Supermicro may be in hot water on the accounting front, but enterprise customers more likely to care about products
This comes along with the news last week that the company’s auditor, Ernst & Young, resigned, causing Supermicro’s stocks to plunge more than 30%. The accounting firm said it reported to Supermicro’s auditing committee in July “concerns about several matters relating to governance, transparency and completeness of communications.” EY only just signed on as Supermicro’s auditor earlier this year, but it claimed that it could “no longer” rely on management’s and its audit committee’s representations and was “unwilling to be associated with the financial statements prepared by management.”

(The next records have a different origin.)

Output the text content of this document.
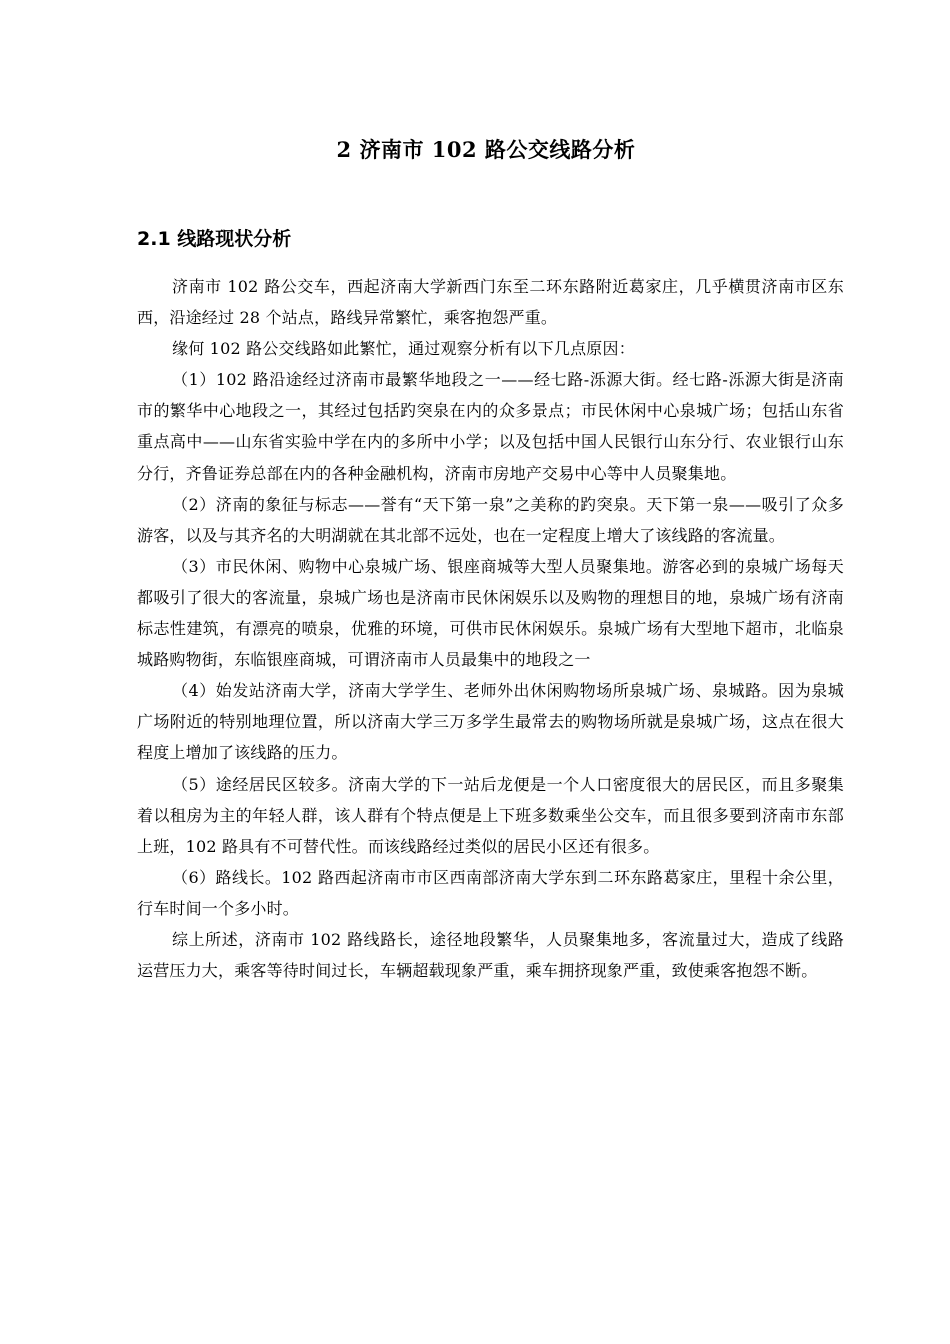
2 济南市 102 路公交线路分析
2.1 线路现状分析

济南市 102 路公交车，西起济南大学新西门东至二环东路附近葛家庄，几乎横贯济南市区东西，沿途经过 28 个站点，路线异常繁忙，乘客抱怨严重。

缘何 102 路公交线路如此繁忙，通过观察分析有以下几点原因：

（1）102 路沿途经过济南市最繁华地段之一——经七路-泺源大街。经七路-泺源大街是济南市的繁华中心地段之一，其经过包括趵突泉在内的众多景点；市民休闲中心泉城广场；包括山东省重点高中——山东省实验中学在内的多所中小学；以及包括中国人民银行山东分行、农业银行山东分行，齐鲁证券总部在内的各种金融机构，济南市房地产交易中心等中人员聚集地。

（2）济南的象征与标志——誉有“天下第一泉”之美称的趵突泉。天下第一泉——吸引了众多游客，以及与其齐名的大明湖就在其北部不远处，也在一定程度上增大了该线路的客流量。

（3）市民休闲、购物中心泉城广场、银座商城等大型人员聚集地。游客必到的泉城广场每天都吸引了很大的客流量，泉城广场也是济南市民休闲娱乐以及购物的理想目的地，泉城广场有济南标志性建筑，有漂亮的喷泉，优雅的环境，可供市民休闲娱乐。泉城广场有大型地下超市，北临泉城路购物街，东临银座商城，可谓济南市人员最集中的地段之一

（4）始发站济南大学，济南大学学生、老师外出休闲购物场所泉城广场、泉城路。因为泉城广场附近的特别地理位置，所以济南大学三万多学生最常去的购物场所就是泉城广场，这点在很大程度上增加了该线路的压力。

（5）途经居民区较多。济南大学的下一站后龙便是一个人口密度很大的居民区，而且多聚集着以租房为主的年轻人群，该人群有个特点便是上下班多数乘坐公交车，而且很多要到济南市东部上班，102 路具有不可替代性。而该线路经过类似的居民小区还有很多。

（6）路线长。102 路西起济南市市区西南部济南大学东到二环东路葛家庄，里程十余公里，行车时间一个多小时。

综上所述，济南市 102 路线路长，途径地段繁华，人员聚集地多，客流量过大，造成了线路运营压力大，乘客等待时间过长，车辆超载现象严重，乘车拥挤现象严重，致使乘客抱怨不断。
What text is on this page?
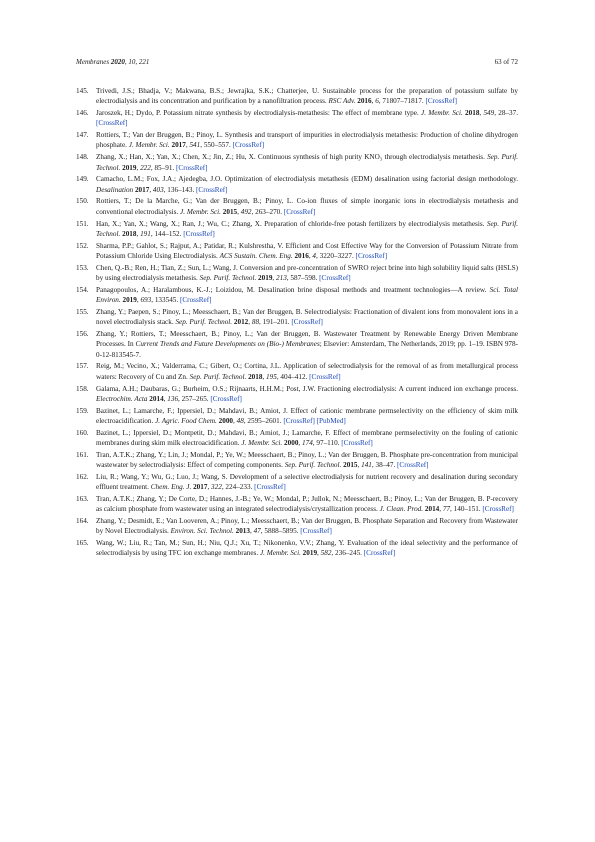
Membranes 2020, 10, 221	63 of 72
145. Trivedi, J.S.; Bhadja, V.; Makwana, B.S.; Jewrajka, S.K.; Chatterjee, U. Sustainable process for the preparation of potassium sulfate by electrodialysis and its concentration and purification by a nanofiltration process. RSC Adv. 2016, 6, 71807–71817. [CrossRef]
146. Jaroszek, H.; Dydo, P. Potassium nitrate synthesis by electrodialysis-metathesis: The effect of membrane type. J. Membr. Sci. 2018, 549, 28–37. [CrossRef]
147. Rottiers, T.; Van der Bruggen, B.; Pinoy, L. Synthesis and transport of impurities in electrodialysis metathesis: Production of choline dihydrogen phosphate. J. Membr. Sci. 2017, 541, 550–557. [CrossRef]
148. Zhang, X.; Han, X.; Yan, X.; Chen, X.; Jin, Z.; Hu, X. Continuous synthesis of high purity KNO₃ through electrodialysis metathesis. Sep. Purif. Technol. 2019, 222, 85–91. [CrossRef]
149. Camacho, L.M.; Fox, J.A.; Ajedegba, J.O. Optimization of electrodialysis metathesis (EDM) desalination using factorial design methodology. Desalination 2017, 403, 136–143. [CrossRef]
150. Rottiers, T.; De la Marche, G.; Van der Bruggen, B.; Pinoy, L. Co-ion fluxes of simple inorganic ions in electrodialysis metathesis and conventional electrodialysis. J. Membr. Sci. 2015, 492, 263–270. [CrossRef]
151. Han, X.; Yan, X.; Wang, X.; Ran, J.; Wu, C.; Zhang, X. Preparation of chloride-free potash fertilizers by electrodialysis metathesis. Sep. Purif. Technol. 2018, 191, 144–152. [CrossRef]
152. Sharma, P.P.; Gahlot, S.; Rajput, A.; Patidar, R.; Kulshrestha, V. Efficient and Cost Effective Way for the Conversion of Potassium Nitrate from Potassium Chloride Using Electrodialysis. ACS Sustain. Chem. Eng. 2016, 4, 3220–3227. [CrossRef]
153. Chen, Q.-B.; Ren, H.; Tian, Z.; Sun, L.; Wang, J. Conversion and pre-concentration of SWRO reject brine into high solubility liquid salts (HSLS) by using electrodialysis metathesis. Sep. Purif. Technol. 2019, 213, 587–598. [CrossRef]
154. Panagopoulos, A.; Haralambous, K.-J.; Loizidou, M. Desalination brine disposal methods and treatment technologies—A review. Sci. Total Environ. 2019, 693, 133545. [CrossRef]
155. Zhang, Y.; Paepen, S.; Pinoy, L.; Meesschaert, B.; Van der Bruggen, B. Selectrodialysis: Fractionation of divalent ions from monovalent ions in a novel electrodialysis stack. Sep. Purif. Technol. 2012, 88, 191–201. [CrossRef]
156. Zhang, Y.; Rottiers, T.; Meesschaert, B.; Pinoy, L.; Van der Bruggen, B. Wastewater Treatment by Renewable Energy Driven Membrane Processes. In Current Trends and Future Developments on (Bio-) Membranes; Elsevier: Amsterdam, The Netherlands, 2019; pp. 1–19. ISBN 978-0-12-813545-7.
157. Reig, M.; Vecino, X.; Valderrama, C.; Gibert, O.; Cortina, J.L. Application of selectrodialysis for the removal of as from metallurgical process waters: Recovery of Cu and Zn. Sep. Purif. Technol. 2018, 195, 404–412. [CrossRef]
158. Galama, A.H.; Daubaras, G.; Burheim, O.S.; Rijnaarts, H.H.M.; Post, J.W. Fractioning electrodialysis: A current induced ion exchange process. Electrochim. Acta 2014, 136, 257–265. [CrossRef]
159. Bazinet, L.; Lamarche, F.; Ippersiel, D.; Mahdavi, B.; Amiot, J. Effect of cationic membrane permselectivity on the efficiency of skim milk electroacidification. J. Agric. Food Chem. 2000, 48, 2595–2601. [CrossRef] [PubMed]
160. Bazinet, L.; Ippersiel, D.; Montpetit, D.; Mahdavi, B.; Amiot, J.; Lamarche, F. Effect of membrane permselectivity on the fouling of cationic membranes during skim milk electroacidification. J. Membr. Sci. 2000, 174, 97–110. [CrossRef]
161. Tran, A.T.K.; Zhang, Y.; Lin, J.; Mondal, P.; Ye, W.; Meesschaert, B.; Pinoy, L.; Van der Bruggen, B. Phosphate pre-concentration from municipal wastewater by selectrodialysis: Effect of competing components. Sep. Purif. Technol. 2015, 141, 38–47. [CrossRef]
162. Liu, R.; Wang, Y.; Wu, G.; Luo, J.; Wang, S. Development of a selective electrodialysis for nutrient recovery and desalination during secondary effluent treatment. Chem. Eng. J. 2017, 322, 224–233. [CrossRef]
163. Tran, A.T.K.; Zhang, Y.; De Corte, D.; Hannes, J.-B.; Ye, W.; Mondal, P.; Jullok, N.; Meesschaert, B.; Pinoy, L.; Van der Bruggen, B. P-recovery as calcium phosphate from wastewater using an integrated selectrodialysis/crystallization process. J. Clean. Prod. 2014, 77, 140–151. [CrossRef]
164. Zhang, Y.; Desmidt, E.; Van Looveren, A.; Pinoy, L.; Meesschaert, B.; Van der Bruggen, B. Phosphate Separation and Recovery from Wastewater by Novel Electrodialysis. Environ. Sci. Technol. 2013, 47, 5888–5895. [CrossRef]
165. Wang, W.; Liu, R.; Tan, M.; Sun, H.; Niu, Q.J.; Xu, T.; Nikonenko, V.V.; Zhang, Y. Evaluation of the ideal selectivity and the performance of selectrodialysis by using TFC ion exchange membranes. J. Membr. Sci. 2019, 582, 236–245. [CrossRef]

Further, Supermicro was scrutinized in an August report by Hindenburg Research, which found “glaring accounting red flags,” as well as evidence of undisclosed related party transactions, sanctions and export control failures, and customer issues. The report was the result of a three-month investigation involving interviews with former senior employees and industry experts, along with reviews of litigation records, international corporate and customs records.
In the face of all this, the Nasdaq has given Supermicro until November 16 to file its 2024 annual report and remain in compliance, lest it be delisted. The company has been here before: It was temporarily removed from the Nasdaq in 2018, also for failing to file financial statements.
On an analyst conference call this week, Supermicro CEO Charles Liang said the company was “working with urgency to become current again with our financial reporting.”
‘Spy chips’ most likely worse than accounting problems
Supermicro counts among its customers nearly all the big players in big tech, including semiconductor darling Nvidia, Intel, AMD, IBM, and Microsoft. In June, the company also made headlines — giving its shares a jolt — when Elon Musk said it and Dell were both supporting his xAI supercomputer project.
Some have reported that Nvidia is diverting orders to other providers, purportedly to distance itself from Supermicro and diversify the supply chain. However, the two are likely unrelated, Stolarski asserted. Supermicro has done well with Nvidia — it has a high-end platform and several large customers ready to deploy. But now other vendors are catching up, so it makes sense that more Nvidia GPUs will go to other server vendors.